Dans quelques mois, Mayotte se dotera de ses premiers réseaux de transports urbains et interurbains. Pour l’instant, seuls existent les bus scolaires, mais les chauffeurs restent victime d’actes de violence. Comment protéger les futurs usagers des transports publics ?
Mohamed Hamissi* : « La sécurité des transports collectifs à Mayotte reste un défi à anticiper. Avant toute mise en service des transports en commun il faut intégrer leur sécurité et leur sûreté dans la stratégie globale de développement des politiques de mobilité du département. Cela ne se limite pas aux bus ou aux autocars, elle englobe l’aménagement de la voirie et des espaces publics permettant l’accès aux arrêts, ainsi que, lorsque cela est nécessaire, celui des établissements recevant du public, tels que les stations de bus, les gares ou les pôles d’échanges. La sécurisation de cette chaîne de déplacement constitue un véritable enjeu. Par nature, les transports collectifs accueillent un grand nombre d’usagers, reposent sur une continuité de service parfois fragile et mobilisent la responsabilité de multiples acteurs. A Mayotte, la forte croissance démographique et les importantes attentes et tensions sociales, rendent indispensable d’intégrer dès aujourd’hui les dimensions d’attractivité et de fidélisation des usagers pour garantir le succès des futurs projets de mobilité. »

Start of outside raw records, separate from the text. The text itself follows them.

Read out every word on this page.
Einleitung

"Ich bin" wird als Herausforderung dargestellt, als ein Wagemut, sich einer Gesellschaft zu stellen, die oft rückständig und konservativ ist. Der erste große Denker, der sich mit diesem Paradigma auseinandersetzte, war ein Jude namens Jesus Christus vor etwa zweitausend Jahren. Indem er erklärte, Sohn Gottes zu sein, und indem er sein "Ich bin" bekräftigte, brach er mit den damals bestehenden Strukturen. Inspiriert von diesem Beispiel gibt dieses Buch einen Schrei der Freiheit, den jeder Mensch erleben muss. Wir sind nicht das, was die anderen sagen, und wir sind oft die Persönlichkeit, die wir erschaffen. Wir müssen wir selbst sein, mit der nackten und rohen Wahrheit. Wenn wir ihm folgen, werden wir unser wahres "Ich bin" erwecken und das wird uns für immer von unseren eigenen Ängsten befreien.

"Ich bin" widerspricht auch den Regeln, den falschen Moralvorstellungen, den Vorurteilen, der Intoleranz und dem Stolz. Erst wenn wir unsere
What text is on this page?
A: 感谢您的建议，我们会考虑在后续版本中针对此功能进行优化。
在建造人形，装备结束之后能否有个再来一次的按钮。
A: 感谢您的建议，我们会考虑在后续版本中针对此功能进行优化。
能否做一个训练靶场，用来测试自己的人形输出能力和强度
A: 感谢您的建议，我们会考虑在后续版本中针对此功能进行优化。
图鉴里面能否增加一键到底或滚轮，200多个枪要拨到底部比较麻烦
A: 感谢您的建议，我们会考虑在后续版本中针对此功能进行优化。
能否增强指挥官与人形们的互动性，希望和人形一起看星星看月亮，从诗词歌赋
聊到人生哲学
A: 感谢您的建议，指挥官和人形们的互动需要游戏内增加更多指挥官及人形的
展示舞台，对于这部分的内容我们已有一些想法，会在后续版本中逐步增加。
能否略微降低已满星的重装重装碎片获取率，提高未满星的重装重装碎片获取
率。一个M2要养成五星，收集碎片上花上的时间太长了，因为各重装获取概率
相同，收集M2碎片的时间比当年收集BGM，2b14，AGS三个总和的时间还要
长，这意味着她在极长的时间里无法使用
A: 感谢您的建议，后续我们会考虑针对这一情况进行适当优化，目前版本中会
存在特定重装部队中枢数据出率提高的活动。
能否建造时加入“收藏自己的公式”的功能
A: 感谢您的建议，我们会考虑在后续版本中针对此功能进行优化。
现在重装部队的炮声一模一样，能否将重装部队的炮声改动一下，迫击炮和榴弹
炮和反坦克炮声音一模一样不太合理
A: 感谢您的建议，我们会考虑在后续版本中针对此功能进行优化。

« La sécurité, pas un simple paramètre du transport scolaire »

Mais si nous n’y arrivons déjà pas avec les scolaires, comment garantir la sécurité lors de l’élargissement au grand public ?
Mohamed Hamissi : Les transports scolaires sont le miroir de nos fragilités actuelles. À Mayotte, ils reflètent les tensions qui traversent le territoire. Service quotidien vital pour des milliers d’élèves, ils sont régulièrement perturbés par des incidents : jets de pierres, agressions verbales ou physiques, et comportements hostiles envers les conducteurs. Ces derniers se trouvent de plus en plus exposés à la violence, comme l’illustre le droit de retrait des chauffeurs de bus scolaires du Nord, instauré le 16 septembre après l’agression d’un collègue à Majicavo-Koropa la veille. Ces incidents suscitent l’inquiétude des familles, l’angoisse des enfants et le découragement des conducteurs, entraînant parfois des interruptions de service. Ces perturbations affectent directement la scolarité et l’égalité d’accès à l’éducation. Dans ce contexte, la sécurité ne peut plus être considérée comme un simple paramètre du transport scolaire : elle en constitue le pilier. L’organisation et le fonctionnement du transport scolaire relèvent soit de la Région (Département de Mayotte), soit de l’autorité organisatrice de la mobilité locale, au nombre de quatre sur l’île.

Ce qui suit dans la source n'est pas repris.